Последние поэты империи: Очерки литературных судеб
Шрифт:
Пауза четвертая. Момент непонятности. Никакого ускорения жизни мы не видим. Никаких прыжков в пропасть. Никакой бешеной скорости. Наоборот, этакий размеренный, с различными отклонениями от основного курса, набор жизненной высоты. Долгие раздумья, какую же высоту взять? Я сам прошел подобный путь, только инженера-химика, и аспирантуру тоже закончил успешно. И публикаций научных хватало, пяток авторских свидетельств имею и даже три медали ВДНХ за изобретения. Но ведь уже тогда знал я для себя, что это лишний груз в жизни, что неизбежно уйду вскоре в литературу. Помешала ли мне инженерная работа? Не знаю. Зато в новые, уже филологические, аспирантуры не хотел идти, как ни уговаривали. Все-таки литература — это литература, живое дело.
Вот
Вот красный флаг с серпом висит над ЖЭКом,
а небо голубое.
Как запросто родиться человеком,
особенно собою.
Он выставлял в окошко радиолу,
и музыка играла.
… … … … … … … … … … … … … …
Про розы, розы, розы, розы.
Не пожимай плечами,
а оглянись и улыбнись сквозь слезы:
нас смерти обучали
в пустом дворе под вопли радиолы,
и этой сложной теме
верны мы до сих пор, сбежав из школы,
в тени стоим там, тени…
(«Вот красный флаг с серпом висит над ЖЭКом…», 2000)

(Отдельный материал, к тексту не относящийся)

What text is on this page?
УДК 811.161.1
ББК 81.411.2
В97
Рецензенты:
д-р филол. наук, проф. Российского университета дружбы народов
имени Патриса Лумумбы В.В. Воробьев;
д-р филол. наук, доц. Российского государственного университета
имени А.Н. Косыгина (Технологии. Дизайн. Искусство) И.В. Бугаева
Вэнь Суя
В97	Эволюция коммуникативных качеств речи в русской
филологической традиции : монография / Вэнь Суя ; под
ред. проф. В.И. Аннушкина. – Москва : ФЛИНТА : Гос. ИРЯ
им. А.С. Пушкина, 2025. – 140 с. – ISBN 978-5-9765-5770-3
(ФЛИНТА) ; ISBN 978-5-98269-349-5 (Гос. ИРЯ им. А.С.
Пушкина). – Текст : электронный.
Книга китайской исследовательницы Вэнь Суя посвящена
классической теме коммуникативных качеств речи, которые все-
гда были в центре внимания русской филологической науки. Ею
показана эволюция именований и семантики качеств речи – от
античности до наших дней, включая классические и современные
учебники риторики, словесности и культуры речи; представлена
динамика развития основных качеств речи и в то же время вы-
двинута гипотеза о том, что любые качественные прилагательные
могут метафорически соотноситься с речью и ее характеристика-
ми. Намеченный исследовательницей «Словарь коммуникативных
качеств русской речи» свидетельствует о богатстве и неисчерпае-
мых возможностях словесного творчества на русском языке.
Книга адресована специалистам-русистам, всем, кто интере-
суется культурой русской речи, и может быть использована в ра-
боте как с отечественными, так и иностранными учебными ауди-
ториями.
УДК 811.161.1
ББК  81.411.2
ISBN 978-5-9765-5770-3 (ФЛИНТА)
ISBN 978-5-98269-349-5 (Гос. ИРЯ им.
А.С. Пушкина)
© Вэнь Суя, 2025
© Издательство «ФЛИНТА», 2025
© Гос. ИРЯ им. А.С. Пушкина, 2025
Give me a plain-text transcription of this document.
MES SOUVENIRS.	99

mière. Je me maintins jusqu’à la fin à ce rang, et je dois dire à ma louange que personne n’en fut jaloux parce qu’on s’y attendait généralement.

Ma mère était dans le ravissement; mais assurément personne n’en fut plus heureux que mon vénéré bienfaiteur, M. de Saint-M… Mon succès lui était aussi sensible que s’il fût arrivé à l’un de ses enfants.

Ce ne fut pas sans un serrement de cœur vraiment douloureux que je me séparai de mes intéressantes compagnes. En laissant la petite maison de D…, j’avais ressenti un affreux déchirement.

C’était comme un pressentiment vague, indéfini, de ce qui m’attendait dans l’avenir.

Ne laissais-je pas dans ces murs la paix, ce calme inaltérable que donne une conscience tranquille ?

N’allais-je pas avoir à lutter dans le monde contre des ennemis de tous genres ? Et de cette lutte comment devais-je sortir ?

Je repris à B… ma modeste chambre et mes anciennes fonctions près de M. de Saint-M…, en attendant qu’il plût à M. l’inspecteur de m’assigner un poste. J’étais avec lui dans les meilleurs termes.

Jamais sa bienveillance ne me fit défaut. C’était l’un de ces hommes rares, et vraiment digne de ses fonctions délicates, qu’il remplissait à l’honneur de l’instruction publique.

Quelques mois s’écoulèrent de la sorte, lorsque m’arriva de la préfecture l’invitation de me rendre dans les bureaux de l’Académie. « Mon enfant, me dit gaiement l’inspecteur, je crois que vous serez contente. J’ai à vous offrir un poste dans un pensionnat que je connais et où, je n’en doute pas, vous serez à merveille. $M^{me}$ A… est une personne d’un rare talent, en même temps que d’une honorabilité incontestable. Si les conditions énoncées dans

Как видим, самые сентиментальные воспоминания заканчиваются у Бориса Рыжего темой смерти. Ее интонация начинает господствовать сразу же, как только из всех наук и боксов уходит он в поэзию. Оказывается, жизнь еще своими отклонениями и бытовым обустройством защищала поэта, когда же он наконец отринул все лишнее и остался один на один с собой, слив уже воедино поэзию и жизнь, лирического героя и себя самого, так сразу же вырвалась на свободу поэтическая интонация смерти.
И когда бы пленку прокрутили
мы назад, увидела бы ты,
как пылятся на моей могиле
неживые желтые цветы.
Там я умер, но живому слышен
птичий гомон, и горит заря
над кустами алых диких вишен.
Все, что было после, было зря.
(«Вспомним все, что помним и забыли…», 2000)
Впрочем, закончим чтение биографической справки: «Был сотрудником журнала „Урал“, вел рубрику „Актуальная поэзия с Борисом Рыжим“ в газете „Книжный клуб“. Участвовал в международном фестивале поэтов в Голландии, стал лауреатом премий „Антибукер“ и „Северная Пальмира“…»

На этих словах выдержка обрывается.